QVC is just a part, albeit a major one, of the market's wrongheaded evaluation here. Liberty has a host of other assets assigned to the linta tracker that are also likely being undervalued by investors. Liberty recently bought 14m more Interactive Corp. (iaci) shares, which itself seems significantly undervalued, due to benign neglect from investors, fatigued by Barry Diller's impulsive conglomerate building. The added shares give Liberty a 30% economic interest in iaci, to go along with it's 23% stake in Expedia, (expe) where Maffei was once Chairman. With effective control, the coming splintering of iaci into five pieces also presents Malone and Co. with numerous value enhancing alternatives at Liberty.
The story is much the same at Expedia, where Diller has been searching for ways to boost shareholder value at the leading online travel agency. The company, which has counter cyclical characteristics that make it somewhat more recession resistant than most consumer discretionary businesses, is likely worth far more to interested private or strategic buyers than current market prices suggest. When credit markets reopen, Expedia will likely either attract a bid (perhaps from Liberty), or lever up and significantly shrink it's equity, increasing the value of Liberty's stake.
The evidence uncovered by piecing together the capital allocation decisions at Liberty in recent years, suggests that Malone and Maffei are still extremely bullish on "all things" linta. Their behavior with Liberty's own capital seems wholly justified, however. When you take the time to unravel some of the complex structure here and do the math entailed in a breakup analysis, it's easy to understand and identify with their optimism.

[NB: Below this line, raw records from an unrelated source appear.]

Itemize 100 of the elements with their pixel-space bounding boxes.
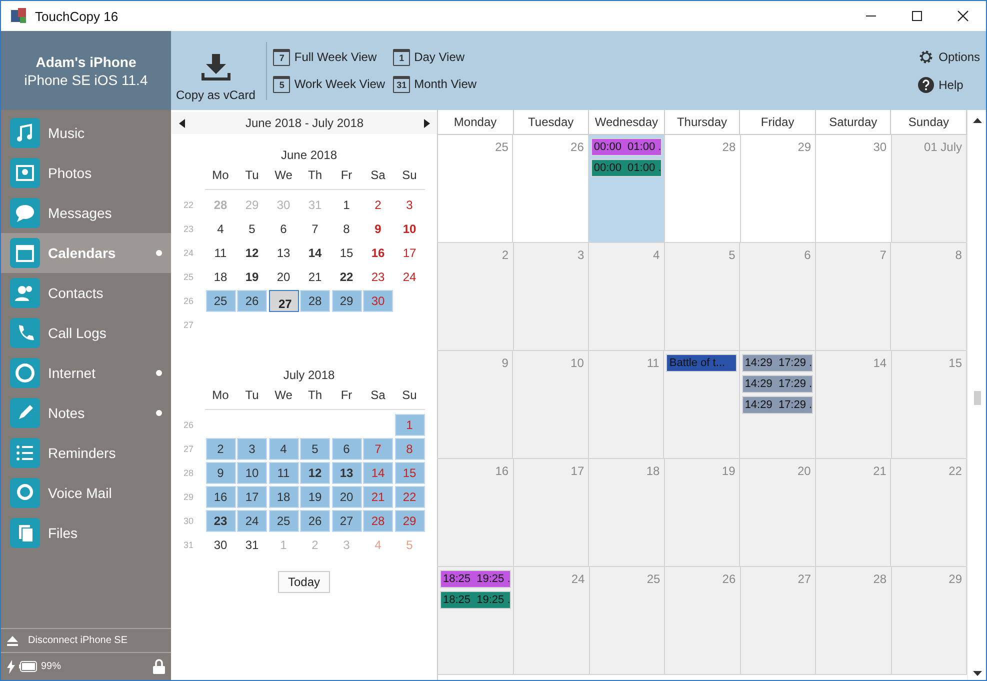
sidebar-item[interactable]: Calendars	[1, 233, 171, 273]
calendar-day[interactable]: 6	[268, 218, 298, 240]
event-item[interactable]: 18:25 19:25 .	[440, 570, 512, 588]
day-cell[interactable]: 21	[816, 459, 892, 566]
scroll-up-icon[interactable]	[972, 118, 982, 123]
view-button[interactable]: 31 Month View	[393, 76, 477, 92]
day-cell[interactable]: 9	[438, 351, 514, 458]
calendar-day[interactable]: 11	[206, 242, 236, 264]
calendar-day[interactable]: 20	[332, 486, 362, 508]
calendar-day[interactable]: 21	[363, 486, 393, 508]
calendar-day[interactable]: 9	[206, 462, 236, 484]
calendar-day[interactable]: 22	[332, 266, 362, 288]
calendar-day[interactable]: 19	[237, 266, 267, 288]
day-cell[interactable]: 17	[514, 459, 590, 566]
calendar-day[interactable]: 13	[268, 242, 298, 264]
previous-arrow-icon[interactable]	[179, 118, 185, 128]
sidebar-item[interactable]: Photos	[1, 153, 171, 193]
calendar-day[interactable]: 25	[268, 510, 298, 532]
event-item[interactable]: 14:29 17:29 .	[742, 375, 814, 393]
day-cell[interactable]: 28	[816, 567, 892, 674]
calendar-day[interactable]: 5	[300, 438, 330, 460]
scrollbar-thumb[interactable]	[974, 391, 980, 405]
maximize-icon[interactable]	[911, 10, 923, 22]
calendar-day[interactable]: 23	[363, 266, 393, 288]
calendar-day[interactable]: 26	[237, 290, 267, 312]
day-cell[interactable]: 11	[588, 351, 664, 458]
day-cell[interactable]: 18:25 19:25 . 18:25 19:25 .	[438, 567, 514, 674]
calendar-day[interactable]: 12	[300, 462, 330, 484]
calendar-day[interactable]: 17	[237, 486, 267, 508]
event-item[interactable]: 14:29 17:29 .	[742, 396, 814, 414]
calendar-day[interactable]: 27	[332, 510, 362, 532]
day-cell[interactable]: Battle of t...	[664, 351, 740, 458]
calendar-day[interactable]: 12	[237, 242, 267, 264]
calendar-day[interactable]: 27	[268, 290, 298, 312]
calendar-day[interactable]: 16	[206, 486, 236, 508]
day-cell[interactable]: 20	[740, 459, 816, 566]
calendar-day[interactable]: 15	[394, 462, 424, 484]
event-item[interactable]: 18:25 19:25 .	[440, 591, 512, 609]
calendar-day[interactable]: 11	[268, 462, 298, 484]
event-item[interactable]: 00:00 01:00 .	[590, 138, 662, 156]
calendar-day[interactable]: 10	[237, 462, 267, 484]
calendar-day[interactable]: 13	[332, 462, 362, 484]
calendar-day[interactable]: 1	[332, 194, 362, 216]
calendar-day[interactable]: 28	[363, 510, 393, 532]
calendar-day[interactable]: 23	[206, 510, 236, 532]
day-cell[interactable]: 18	[589, 459, 665, 566]
sidebar-item[interactable]: Notes	[1, 393, 171, 433]
calendar-day[interactable]: 26	[300, 510, 330, 532]
scroll-down-icon[interactable]	[972, 671, 982, 676]
day-cell[interactable]: 5	[664, 243, 740, 350]
calendar-day[interactable]: 15	[332, 242, 362, 264]
calendar-day[interactable]: 19	[300, 486, 330, 508]
day-cell[interactable]: 15	[892, 351, 967, 458]
sidebar-item[interactable]: Call Logs	[1, 313, 171, 353]
day-cell[interactable]: 16	[438, 459, 514, 566]
day-cell[interactable]: 3	[514, 243, 590, 350]
calendar-day[interactable]: 6	[332, 438, 362, 460]
help-button[interactable]: Help	[918, 76, 980, 92]
calendar-day[interactable]: 8	[332, 218, 362, 240]
day-cell[interactable]: 8	[891, 243, 967, 350]
sidebar-item[interactable]: Reminders	[1, 433, 171, 473]
sidebar-item[interactable]: Messages	[1, 193, 171, 233]
calendar-day[interactable]: 10	[394, 218, 424, 240]
view-button[interactable]: 1 Day View	[393, 48, 477, 66]
close-icon[interactable]	[957, 10, 969, 22]
calendar-day[interactable]: 28	[300, 290, 330, 312]
calendar-day[interactable]: 24	[237, 510, 267, 532]
calendar-day[interactable]: 24	[394, 266, 424, 288]
calendar-day[interactable]: 17	[394, 242, 424, 264]
calendar-day[interactable]: 29	[332, 290, 362, 312]
calendar-day[interactable]: 8	[394, 438, 424, 460]
calendar-day[interactable]: 9	[363, 218, 393, 240]
today-button[interactable]: Today	[278, 571, 330, 593]
calendar-day[interactable]: 29	[394, 510, 424, 532]
calendar-day[interactable]: 7	[363, 438, 393, 460]
sidebar-item[interactable]: Music	[1, 113, 171, 153]
calendar-day[interactable]: 16	[363, 242, 393, 264]
calendar-day[interactable]: 21	[300, 266, 330, 288]
day-cell[interactable]: 14	[816, 351, 892, 458]
calendar-day[interactable]: 14	[363, 462, 393, 484]
day-cell[interactable]: 24	[514, 567, 590, 674]
disconnect-button[interactable]: Disconnect iPhone SE	[1, 628, 171, 653]
day-cell[interactable]: 25	[590, 567, 666, 674]
day-cell[interactable]: 10	[513, 351, 589, 458]
calendar-day[interactable]: 25	[206, 290, 236, 312]
calendar-day[interactable]: 30	[363, 290, 393, 312]
day-cell[interactable]: 19	[664, 459, 740, 566]
calendar-day[interactable]: 2	[206, 438, 236, 460]
day-cell[interactable]: 6	[740, 243, 816, 350]
calendar-day[interactable]: 5	[237, 218, 267, 240]
sidebar-item[interactable]: Internet	[1, 353, 171, 393]
calendar-day[interactable]: 31	[237, 534, 267, 556]
calendar-day[interactable]: 30	[206, 534, 236, 556]
calendar-day[interactable]: 2	[363, 194, 393, 216]
day-cell[interactable]: 01 July	[892, 135, 967, 242]
calendar-day[interactable]: 20	[268, 266, 298, 288]
calendar-day[interactable]: 1	[394, 414, 424, 436]
day-cell[interactable]: 4	[589, 243, 665, 350]
event-item[interactable]: Battle of t...	[666, 354, 737, 372]
day-cell[interactable]: 2	[438, 243, 514, 350]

It is during challenging times like these when smart owner / operators, like John Malone, do their "magic" and create long term value for themselves, and their shareholders. Lasting wealth is built by stepping up in troubled times, and having the conviction to buy great assets, controlled by value creating managers with plenty of skin in the game. That's exactly what you get right now at both trackers, but especially so at Liberty Interactive.